En mars dernier, il était annoncé en primeur dans L'Heuristique que l'Association étudiante de l’ÉTS (AEETS) comptait augmenter sa cotisation de 25 à 35 $ par session. Cette information a finalement été confirmée dans l'avis de convocation de l'assemblée générale du 28 juin.

Dans ce même avis de convocation, on trouvait un document intitulé Présentation du budget 2017-2018. En introduction, on y affirmait que les besoins de l'Association avaient augmenté depuis la dernière hausse de cotisation. Jetons-y un coup d'oeil.

Un campus en pleine expansion

La dernière augmentation de la cotisation remonte à 2005. À l'époque, le pavillon E n'était encore qu'un stationnement, il n'y avait pas de Resto-pub, l'ÉTS comptait deux fois moins d'étudiant(e)s et Facebook n'était pas encore accessible au public. Bref, 2005, c'était il y a 12 ans. Logique, donc, d'augmenter la cotisation?

Pas vraiment. L’année 2005 est celle où l'AÉÉTS a contracté un prêt pour financer le Resto-pub. Celui-ci est arrivé à échéance après 10 ans, en 2014. La cotisation devait alors redescendre à 20 $, mais ça n'a pas été le cas. La voilà, la fameuse augmentation en fonction de l'inflation que requiert actuellement l'AÉÉTS.

Le débat a cependant déjà eu lieu, en 2014. Lors de son congrès hivernal, le conseil d'administration (CA) a retenu deux options, dont aucune n'incluait le retour au montant d'origine. La première : 23,50 $, soit l'inflation. La deuxième : 25 $, soit le montant de l'année précédente. L'Assemblée générale a finalement choisi la deuxième option.

Des besoins grandissants

L'AÉÉTS a cependant des besoins grandissants. Heureusement, sa cotisation est prélevée auprès de chacun(e) de ses membres. De ce fait, depuis 2005, elle a vu ses revenus en cotisations doubler.

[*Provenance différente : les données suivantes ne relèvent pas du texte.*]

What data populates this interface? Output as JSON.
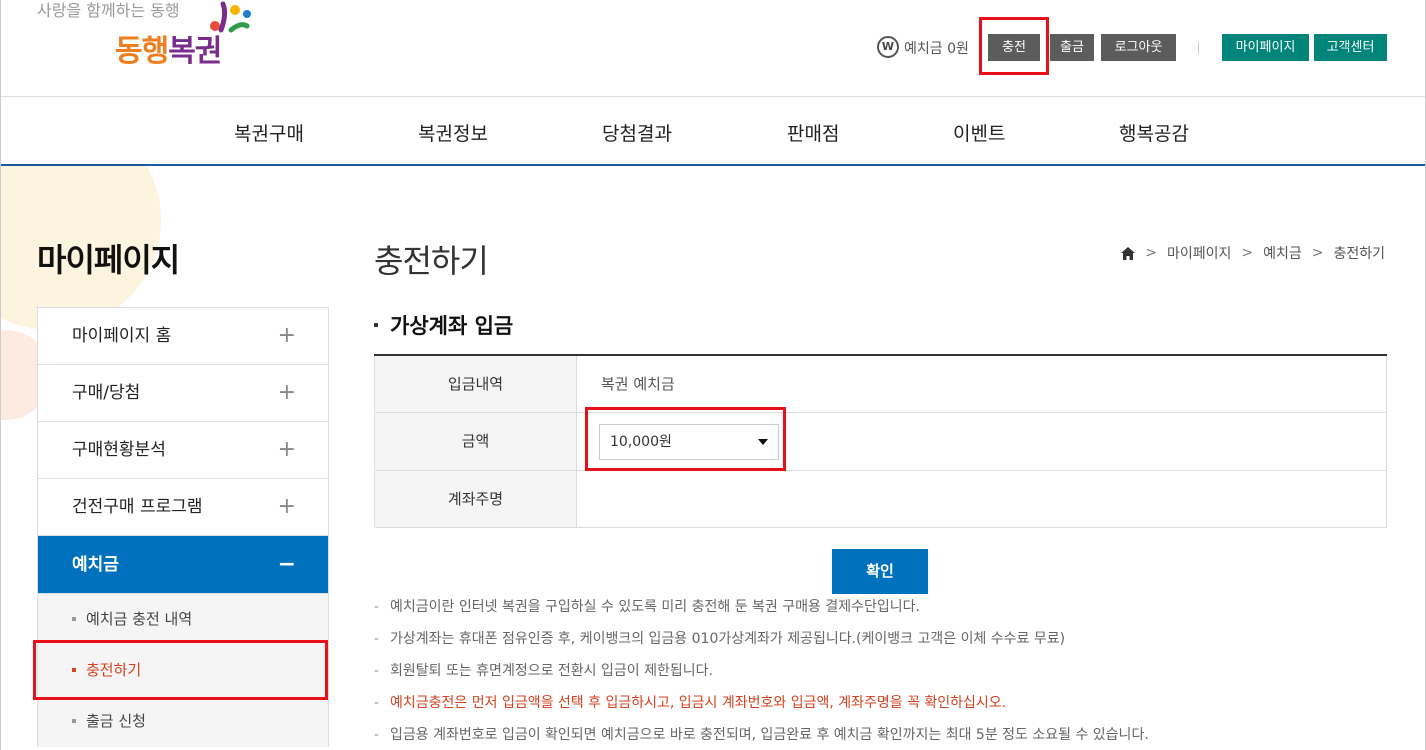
{
  "header": {
    "tagline": "사랑을 함께하는 동행",
    "logo": {
      "part1": "동행",
      "part2": "복권"
    },
    "wallet_icon": "W",
    "balance": "예치금 0원",
    "buttons": {
      "charge": "충전",
      "withdraw": "출금",
      "logout": "로그아웃",
      "mypage": "마이페이지",
      "support": "고객센터"
    }
  },
  "gnb": [
    "복권구매",
    "복권정보",
    "당첨결과",
    "판매점",
    "이벤트",
    "행복공감"
  ],
  "sidebar": {
    "title": "마이페이지",
    "items": [
      {
        "label": "마이페이지 홈",
        "sign": "+"
      },
      {
        "label": "구매/당첨",
        "sign": "+"
      },
      {
        "label": "구매현황분석",
        "sign": "+"
      },
      {
        "label": "건전구매 프로그램",
        "sign": "+"
      },
      {
        "label": "예치금",
        "sign": "−"
      }
    ],
    "sub_items": [
      "예치금 충전 내역",
      "충전하기",
      "출금 신청"
    ]
  },
  "content": {
    "page_title": "충전하기",
    "breadcrumb": [
      "마이페이지",
      "예치금",
      "충전하기"
    ],
    "section_title": "가상계좌 입금",
    "form": {
      "deposit_label": "입금내역",
      "deposit_value": "복권 예치금",
      "amount_label": "금액",
      "amount_value": "10,000원",
      "account_label": "계좌주명",
      "account_value": ""
    },
    "confirm_button": "확인",
    "notes": [
      "예치금이란 인터넷 복권을 구입하실 수 있도록 미리 충전해 둔 복권 구매용 결제수단입니다.",
      "가상계좌는 휴대폰 점유인증 후, 케이뱅크의 입금용 010가상계좌가 제공됩니다.(케이뱅크 고객은 이체 수수료 무료)",
      "회원탈퇴 또는 휴면계정으로 전환시 입금이 제한됩니다.",
      "예치금충전은 먼저 입금액을 선택 후 입금하시고, 입금시 계좌번호와 입금액, 계좌주명을 꼭 확인하십시오.",
      "입금용 계좌번호로 입금이 확인되면 예치금으로 바로 충전되며, 입금완료 후 예치금 확인까지는 최대 5분 정도 소요될 수 있습니다."
    ],
    "note_marker": "-"
  },
  "colors": {
    "primary": "#0071bc",
    "teal": "#00857a",
    "highlight": "#e8111a",
    "warning": "#d4421e"
  },
  "icons": [
    "wallet-icon",
    "home-icon",
    "chevron-right-icon",
    "dropdown-arrow-icon"
  ]
}
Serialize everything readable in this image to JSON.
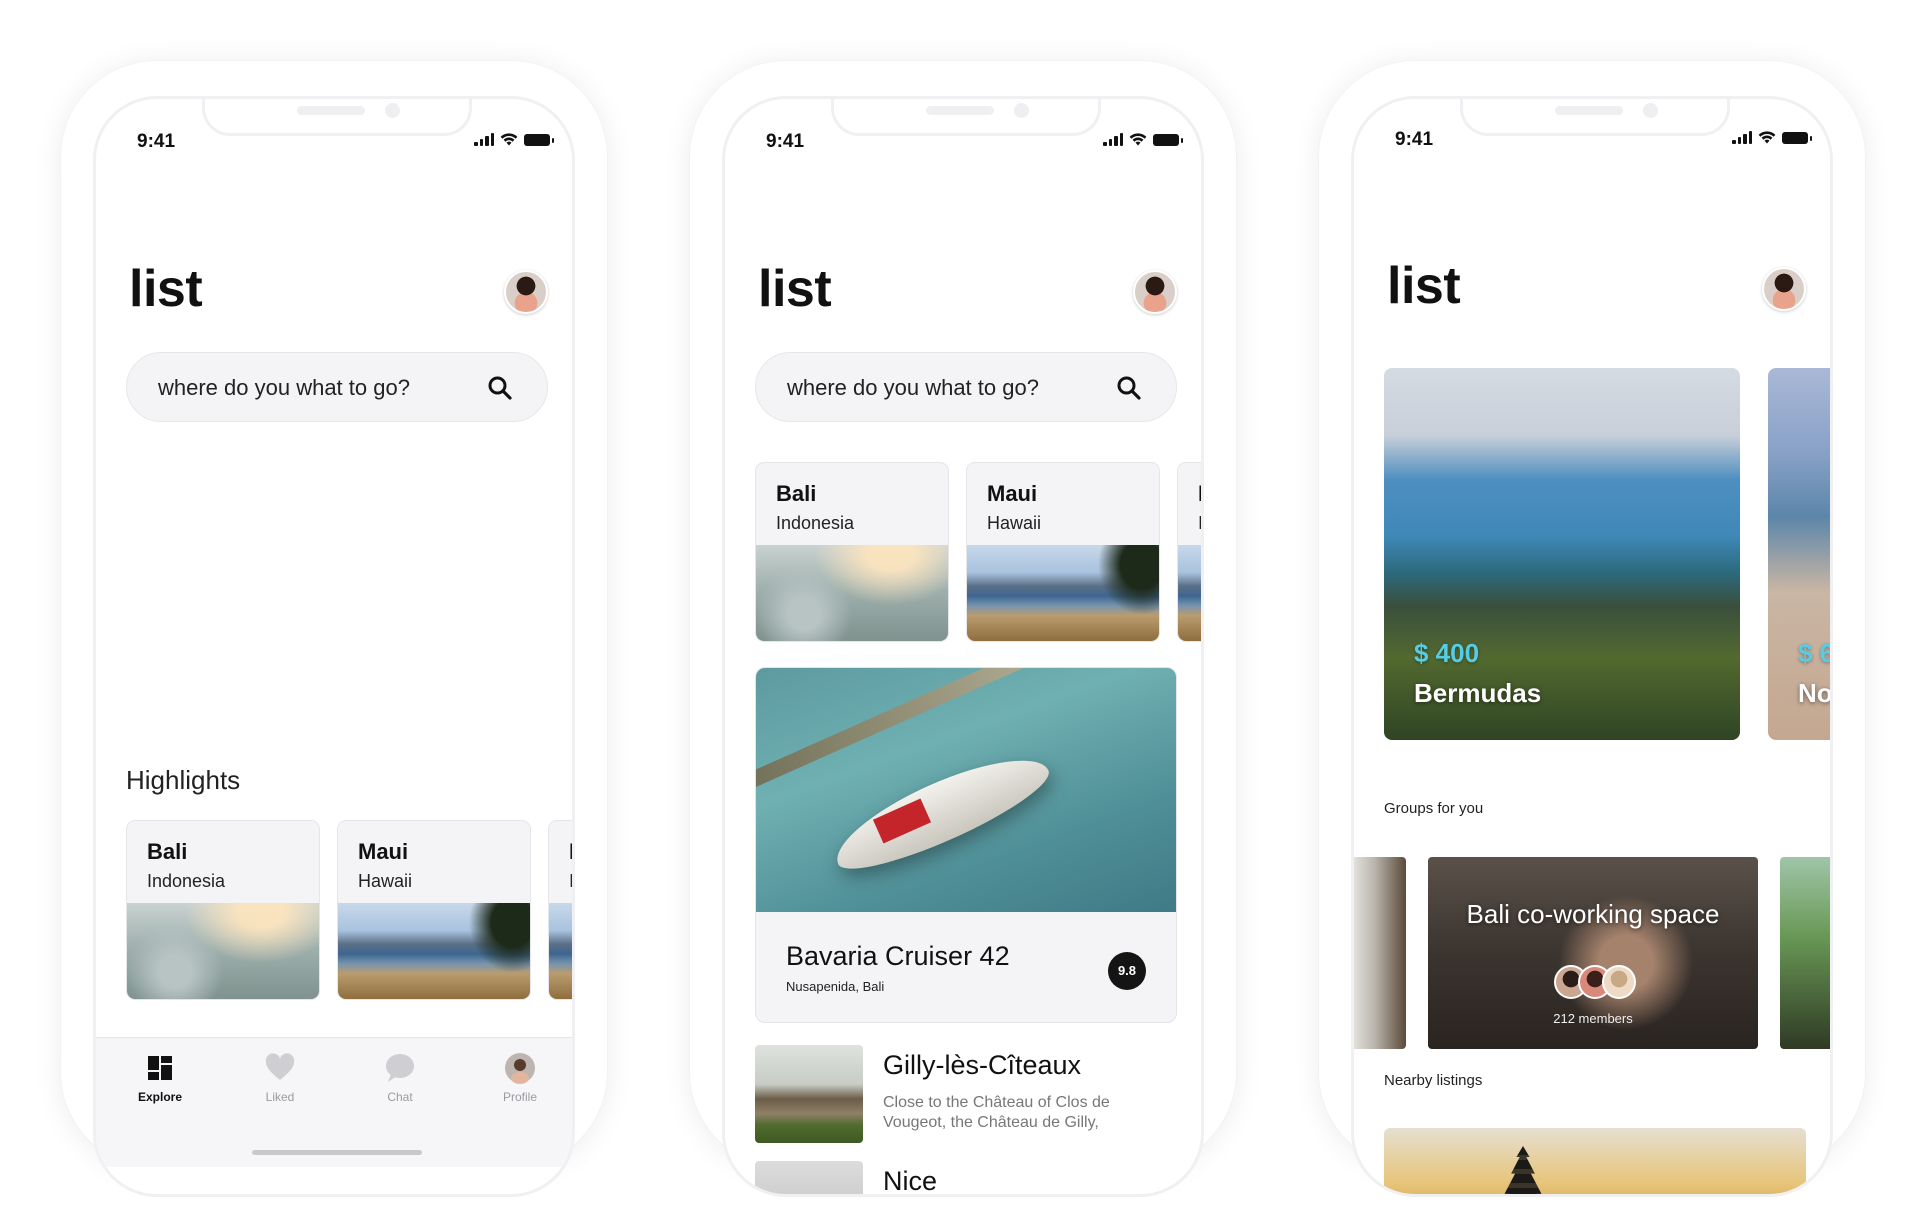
{
  "status": {
    "time": "9:41"
  },
  "phone1": {
    "title": "list",
    "search_placeholder": "where do you what to go?",
    "highlights_label": "Highlights",
    "destinations": [
      {
        "name": "Bali",
        "country": "Indonesia"
      },
      {
        "name": "Maui",
        "country": "Hawaii"
      },
      {
        "name": "I",
        "country": "I"
      }
    ],
    "tabs": [
      {
        "label": "Explore",
        "icon": "grid-icon",
        "active": true
      },
      {
        "label": "Liked",
        "icon": "heart-icon",
        "active": false
      },
      {
        "label": "Chat",
        "icon": "chat-bubble-icon",
        "active": false
      },
      {
        "label": "Profile",
        "icon": "profile-avatar-icon",
        "active": false
      }
    ]
  },
  "phone2": {
    "title": "list",
    "search_placeholder": "where do you what to go?",
    "destinations": [
      {
        "name": "Bali",
        "country": "Indonesia"
      },
      {
        "name": "Maui",
        "country": "Hawaii"
      },
      {
        "name": "I",
        "country": "I"
      }
    ],
    "featured": {
      "name": "Bavaria Cruiser 42",
      "location": "Nusapenida, Bali",
      "rating": "9.8"
    },
    "listings": [
      {
        "title": "Gilly-lès-Cîteaux",
        "description": "Close to the Château of Clos de Vougeot, the Château de Gilly,"
      },
      {
        "title": "Nice",
        "description": ""
      }
    ]
  },
  "phone3": {
    "title": "list",
    "cards": [
      {
        "price": "$ 400",
        "place": "Bermudas"
      },
      {
        "price": "$ 6",
        "place": "No"
      }
    ],
    "groups_label": "Groups for you",
    "groups": [
      {
        "name": "Bali co-working space",
        "members": "212 members"
      }
    ],
    "nearby_label": "Nearby listings"
  },
  "colors": {
    "accent": "#56cde6",
    "rating_bg": "#141414",
    "card_bg": "#f4f4f6"
  }
}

Pourtant, les coûts de base pour sa gestion n'ont à peu près pas changé : quatre employé(e)s pour la comptabilité, le secrétariat, et la gestion du Resto-pub et du Dépanneur. Les dépenses supplémentaires proviendraient des activités étudiantes : clubs, regroupements, comités, délégations, événements, etc.

En consultant les anciens budgets (publics de 2012 à 2015[1]), on remarque effectivement que les dépenses liées aux activités de l'Association augmentent de façon constante. Il en va cependant de même pour ses surplus.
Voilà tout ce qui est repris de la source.